RALEIGH, N.C. (WNCN) – The original version of President Biden’s Build Back Better infrastructure plan included $100 billion to modernize schools. That investment was scrapped during negotiations leaving states and schools to look for funding on their own.

The Tar Heel state could have made use of the investments. The North Carolina Department of Public Instruction reported about $12.8 billion was needed in facility repairs. It’s almost $5 billion more than the needs in the previous 2015-16 report.

Schools around the Triangle had millions of dollars worth of needs with:

  • $1.1 billion needed in Wake County,
  • $589 million needed in Cumberland County,
  • $489 million needed in Durham County.

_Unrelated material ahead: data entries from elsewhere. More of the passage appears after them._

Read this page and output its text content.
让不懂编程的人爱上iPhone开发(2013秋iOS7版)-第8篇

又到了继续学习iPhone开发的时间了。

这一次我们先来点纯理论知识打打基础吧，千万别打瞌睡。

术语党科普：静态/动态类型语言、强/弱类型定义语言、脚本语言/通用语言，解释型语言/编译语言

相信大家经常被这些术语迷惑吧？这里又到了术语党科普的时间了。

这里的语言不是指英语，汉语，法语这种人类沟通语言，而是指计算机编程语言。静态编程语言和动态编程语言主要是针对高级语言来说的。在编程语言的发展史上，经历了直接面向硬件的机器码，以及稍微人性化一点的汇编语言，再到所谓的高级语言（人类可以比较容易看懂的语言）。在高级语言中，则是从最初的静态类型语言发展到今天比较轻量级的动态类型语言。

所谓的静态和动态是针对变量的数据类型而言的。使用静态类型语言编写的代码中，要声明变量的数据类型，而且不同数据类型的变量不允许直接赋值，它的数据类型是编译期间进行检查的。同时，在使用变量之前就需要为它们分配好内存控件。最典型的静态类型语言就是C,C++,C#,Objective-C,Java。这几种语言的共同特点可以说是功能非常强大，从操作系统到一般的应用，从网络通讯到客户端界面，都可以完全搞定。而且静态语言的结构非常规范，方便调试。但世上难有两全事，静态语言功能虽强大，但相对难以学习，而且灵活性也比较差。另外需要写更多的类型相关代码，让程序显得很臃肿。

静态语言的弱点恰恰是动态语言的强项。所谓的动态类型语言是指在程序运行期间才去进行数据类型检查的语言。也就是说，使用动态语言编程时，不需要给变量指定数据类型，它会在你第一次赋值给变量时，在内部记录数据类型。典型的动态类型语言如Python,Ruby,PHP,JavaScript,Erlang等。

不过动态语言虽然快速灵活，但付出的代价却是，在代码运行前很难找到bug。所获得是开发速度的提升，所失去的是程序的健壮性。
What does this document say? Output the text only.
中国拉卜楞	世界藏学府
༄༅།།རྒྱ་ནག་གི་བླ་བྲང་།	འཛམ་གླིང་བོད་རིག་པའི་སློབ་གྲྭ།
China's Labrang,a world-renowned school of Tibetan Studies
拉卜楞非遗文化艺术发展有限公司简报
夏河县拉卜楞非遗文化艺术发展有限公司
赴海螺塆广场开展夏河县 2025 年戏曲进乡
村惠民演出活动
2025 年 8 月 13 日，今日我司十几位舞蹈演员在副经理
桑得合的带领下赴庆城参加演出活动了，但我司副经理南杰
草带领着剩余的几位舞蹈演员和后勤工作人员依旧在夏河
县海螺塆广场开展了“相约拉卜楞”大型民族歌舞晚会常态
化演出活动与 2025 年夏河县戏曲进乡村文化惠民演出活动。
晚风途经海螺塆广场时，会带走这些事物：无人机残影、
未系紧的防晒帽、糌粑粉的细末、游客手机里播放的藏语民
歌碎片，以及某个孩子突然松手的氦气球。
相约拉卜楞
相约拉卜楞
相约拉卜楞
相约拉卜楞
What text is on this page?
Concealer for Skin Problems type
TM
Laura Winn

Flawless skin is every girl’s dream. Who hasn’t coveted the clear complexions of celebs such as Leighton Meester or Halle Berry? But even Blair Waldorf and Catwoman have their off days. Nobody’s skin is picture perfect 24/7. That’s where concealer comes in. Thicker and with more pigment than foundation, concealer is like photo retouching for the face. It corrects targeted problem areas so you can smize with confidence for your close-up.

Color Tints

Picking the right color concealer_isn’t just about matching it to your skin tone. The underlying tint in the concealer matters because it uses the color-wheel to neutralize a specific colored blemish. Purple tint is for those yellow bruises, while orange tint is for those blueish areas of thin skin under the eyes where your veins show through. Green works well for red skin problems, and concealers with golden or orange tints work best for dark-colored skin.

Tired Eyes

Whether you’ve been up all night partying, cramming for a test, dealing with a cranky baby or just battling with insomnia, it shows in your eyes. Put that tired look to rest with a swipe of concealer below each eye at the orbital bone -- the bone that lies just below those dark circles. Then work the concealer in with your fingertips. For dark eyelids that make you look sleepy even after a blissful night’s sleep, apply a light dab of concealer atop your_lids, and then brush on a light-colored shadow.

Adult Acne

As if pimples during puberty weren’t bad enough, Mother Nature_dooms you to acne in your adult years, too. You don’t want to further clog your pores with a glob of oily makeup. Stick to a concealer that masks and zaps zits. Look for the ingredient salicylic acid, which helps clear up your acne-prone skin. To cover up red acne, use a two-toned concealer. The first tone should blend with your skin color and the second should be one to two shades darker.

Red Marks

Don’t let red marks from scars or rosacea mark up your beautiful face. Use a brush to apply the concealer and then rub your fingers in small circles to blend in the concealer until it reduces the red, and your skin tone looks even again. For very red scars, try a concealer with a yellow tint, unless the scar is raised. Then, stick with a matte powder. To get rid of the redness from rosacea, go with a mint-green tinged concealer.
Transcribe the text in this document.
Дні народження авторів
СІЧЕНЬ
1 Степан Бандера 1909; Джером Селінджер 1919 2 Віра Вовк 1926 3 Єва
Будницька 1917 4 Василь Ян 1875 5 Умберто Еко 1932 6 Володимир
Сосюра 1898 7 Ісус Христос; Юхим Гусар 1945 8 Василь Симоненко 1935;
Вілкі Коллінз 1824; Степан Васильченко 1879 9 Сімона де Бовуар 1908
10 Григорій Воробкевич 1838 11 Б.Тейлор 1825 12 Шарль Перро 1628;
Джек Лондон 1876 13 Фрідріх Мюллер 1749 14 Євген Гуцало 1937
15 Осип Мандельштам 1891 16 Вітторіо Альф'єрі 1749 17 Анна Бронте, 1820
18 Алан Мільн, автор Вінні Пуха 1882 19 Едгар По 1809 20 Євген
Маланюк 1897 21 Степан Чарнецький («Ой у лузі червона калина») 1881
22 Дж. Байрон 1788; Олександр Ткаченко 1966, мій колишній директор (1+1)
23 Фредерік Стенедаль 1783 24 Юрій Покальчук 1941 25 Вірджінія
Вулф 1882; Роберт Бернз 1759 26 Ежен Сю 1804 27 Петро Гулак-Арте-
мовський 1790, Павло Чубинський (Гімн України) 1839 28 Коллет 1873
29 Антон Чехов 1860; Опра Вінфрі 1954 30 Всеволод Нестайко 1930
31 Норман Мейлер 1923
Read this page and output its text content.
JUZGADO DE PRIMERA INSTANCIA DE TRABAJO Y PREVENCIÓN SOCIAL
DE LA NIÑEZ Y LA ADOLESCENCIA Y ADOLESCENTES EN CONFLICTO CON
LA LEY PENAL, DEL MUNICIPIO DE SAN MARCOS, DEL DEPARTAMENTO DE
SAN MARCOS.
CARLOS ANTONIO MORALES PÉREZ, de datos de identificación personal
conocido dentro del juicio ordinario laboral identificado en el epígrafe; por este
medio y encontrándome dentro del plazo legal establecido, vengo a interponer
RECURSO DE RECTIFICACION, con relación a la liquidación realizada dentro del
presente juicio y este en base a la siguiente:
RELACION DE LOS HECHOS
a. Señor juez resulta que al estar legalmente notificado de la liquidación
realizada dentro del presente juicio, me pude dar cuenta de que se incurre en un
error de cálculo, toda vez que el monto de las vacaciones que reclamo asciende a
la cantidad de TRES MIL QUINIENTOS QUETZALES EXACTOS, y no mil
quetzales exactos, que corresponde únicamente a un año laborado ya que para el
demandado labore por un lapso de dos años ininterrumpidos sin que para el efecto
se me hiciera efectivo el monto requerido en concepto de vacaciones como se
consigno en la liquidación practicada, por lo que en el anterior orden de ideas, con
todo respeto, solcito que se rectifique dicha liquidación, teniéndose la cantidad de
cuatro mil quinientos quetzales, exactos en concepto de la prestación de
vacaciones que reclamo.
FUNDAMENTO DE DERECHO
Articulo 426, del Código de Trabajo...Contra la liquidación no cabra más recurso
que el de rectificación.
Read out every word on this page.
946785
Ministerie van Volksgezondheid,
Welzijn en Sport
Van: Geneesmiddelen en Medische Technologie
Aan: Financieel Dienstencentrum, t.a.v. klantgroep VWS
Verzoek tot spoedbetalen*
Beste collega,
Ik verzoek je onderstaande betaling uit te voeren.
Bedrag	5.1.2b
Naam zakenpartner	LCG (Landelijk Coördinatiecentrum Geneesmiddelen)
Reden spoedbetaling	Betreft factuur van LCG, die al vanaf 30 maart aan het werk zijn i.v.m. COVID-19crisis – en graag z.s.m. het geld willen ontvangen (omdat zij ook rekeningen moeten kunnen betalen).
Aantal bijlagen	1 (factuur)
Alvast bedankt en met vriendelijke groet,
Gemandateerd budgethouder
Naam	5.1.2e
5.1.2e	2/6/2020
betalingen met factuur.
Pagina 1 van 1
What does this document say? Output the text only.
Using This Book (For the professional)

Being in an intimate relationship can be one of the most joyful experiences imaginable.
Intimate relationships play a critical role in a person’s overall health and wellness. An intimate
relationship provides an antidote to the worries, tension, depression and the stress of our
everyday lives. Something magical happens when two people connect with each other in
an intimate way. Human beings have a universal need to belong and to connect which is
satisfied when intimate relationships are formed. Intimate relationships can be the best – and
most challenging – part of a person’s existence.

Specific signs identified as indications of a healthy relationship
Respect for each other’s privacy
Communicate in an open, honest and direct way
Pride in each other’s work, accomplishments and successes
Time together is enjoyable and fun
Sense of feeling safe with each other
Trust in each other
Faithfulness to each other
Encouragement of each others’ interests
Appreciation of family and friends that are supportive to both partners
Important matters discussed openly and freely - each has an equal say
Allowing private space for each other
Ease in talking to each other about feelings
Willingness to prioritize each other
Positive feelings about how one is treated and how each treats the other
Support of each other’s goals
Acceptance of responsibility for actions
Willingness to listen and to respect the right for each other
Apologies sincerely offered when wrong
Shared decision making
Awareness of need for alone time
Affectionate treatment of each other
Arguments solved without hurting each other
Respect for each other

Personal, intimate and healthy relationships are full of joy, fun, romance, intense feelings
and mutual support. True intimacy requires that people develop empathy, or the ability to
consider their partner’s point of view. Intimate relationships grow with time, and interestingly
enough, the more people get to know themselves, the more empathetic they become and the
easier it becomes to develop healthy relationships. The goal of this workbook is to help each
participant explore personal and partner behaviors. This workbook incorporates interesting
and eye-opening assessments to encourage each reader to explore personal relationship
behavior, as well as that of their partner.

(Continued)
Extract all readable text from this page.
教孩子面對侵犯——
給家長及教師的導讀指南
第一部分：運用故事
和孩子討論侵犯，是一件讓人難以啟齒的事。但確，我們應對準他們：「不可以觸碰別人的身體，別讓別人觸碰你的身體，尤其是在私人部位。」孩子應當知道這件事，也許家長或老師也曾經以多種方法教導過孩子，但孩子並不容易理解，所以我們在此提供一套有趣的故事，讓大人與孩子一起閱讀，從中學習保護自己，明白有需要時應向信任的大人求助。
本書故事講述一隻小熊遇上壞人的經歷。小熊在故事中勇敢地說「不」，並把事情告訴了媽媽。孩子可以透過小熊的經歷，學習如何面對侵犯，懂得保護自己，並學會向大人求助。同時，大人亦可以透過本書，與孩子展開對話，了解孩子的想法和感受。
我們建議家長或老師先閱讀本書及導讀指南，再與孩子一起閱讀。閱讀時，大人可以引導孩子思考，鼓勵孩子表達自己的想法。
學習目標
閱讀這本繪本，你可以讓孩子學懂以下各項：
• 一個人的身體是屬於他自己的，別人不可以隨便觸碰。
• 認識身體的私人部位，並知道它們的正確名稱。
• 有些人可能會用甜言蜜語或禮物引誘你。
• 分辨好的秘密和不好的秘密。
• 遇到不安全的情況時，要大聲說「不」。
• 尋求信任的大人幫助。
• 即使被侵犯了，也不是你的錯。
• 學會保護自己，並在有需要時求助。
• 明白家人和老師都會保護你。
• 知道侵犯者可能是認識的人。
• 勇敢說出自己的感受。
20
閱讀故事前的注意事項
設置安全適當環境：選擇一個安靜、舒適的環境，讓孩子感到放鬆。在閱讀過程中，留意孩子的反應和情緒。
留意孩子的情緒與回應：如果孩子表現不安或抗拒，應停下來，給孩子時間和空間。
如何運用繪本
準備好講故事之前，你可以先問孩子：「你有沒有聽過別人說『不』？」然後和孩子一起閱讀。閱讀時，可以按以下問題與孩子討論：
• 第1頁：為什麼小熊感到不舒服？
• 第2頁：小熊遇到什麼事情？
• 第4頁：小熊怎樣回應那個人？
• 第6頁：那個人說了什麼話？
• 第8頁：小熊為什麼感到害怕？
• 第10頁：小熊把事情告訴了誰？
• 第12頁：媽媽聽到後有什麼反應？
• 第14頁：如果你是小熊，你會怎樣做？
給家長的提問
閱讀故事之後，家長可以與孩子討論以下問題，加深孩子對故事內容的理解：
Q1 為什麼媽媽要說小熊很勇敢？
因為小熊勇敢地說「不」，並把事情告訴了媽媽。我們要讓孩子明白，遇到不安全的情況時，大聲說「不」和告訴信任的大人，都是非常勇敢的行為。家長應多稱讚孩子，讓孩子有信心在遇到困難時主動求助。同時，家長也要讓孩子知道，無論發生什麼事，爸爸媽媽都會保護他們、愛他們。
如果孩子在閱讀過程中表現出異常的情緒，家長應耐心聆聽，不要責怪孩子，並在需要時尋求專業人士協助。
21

DPI’s Five-Year K-12 Facility Needs Report noted renovations of existing buildings were responsible for 44 percent of the need. It said much of the costs were a result of deferred maintenance.

Broken down by grade level, elementary schools were the most in need with $2.2 billion needed in repairs according to the report. High schools were in need of $1.9 billion in renovations.

Plumbing, HVAC and electrical needs accounted for almost a quarter of needed renovations at $1.4 billion.

Exterior improvements like roof and window replacements made up 14 percent of costs at $781 million worth of repairs needed. The biggest ticket item was in heating and air conditioning renovations.

DPI also reported it would need 131 new schools in the next five years. It would end up costing about $4.8 billion to construct those schools, too. It said it wouldn’t all have to be built right away, but The Facility Needs Survey, found 83 were needed right away and 48 could wait for the next three to five years.

The Triangle’s largest counties, Wake, Durham and Cumberland, were identified as some of the places with the highest needs for new schools with costs totaling $2.1 billion.

  • Wake County: $1,104,742,263,
  • Durham County: $458,455,519,
  • Cumberland County: $569,405,498.

It’s unclear how much of the once-proposed $100 billion school infrastructure investment in the Build Back Better plan could have gone to North Carolina. For now, it will again be left in the hands of the state to come up with answers to its $12.8 billion facility needs.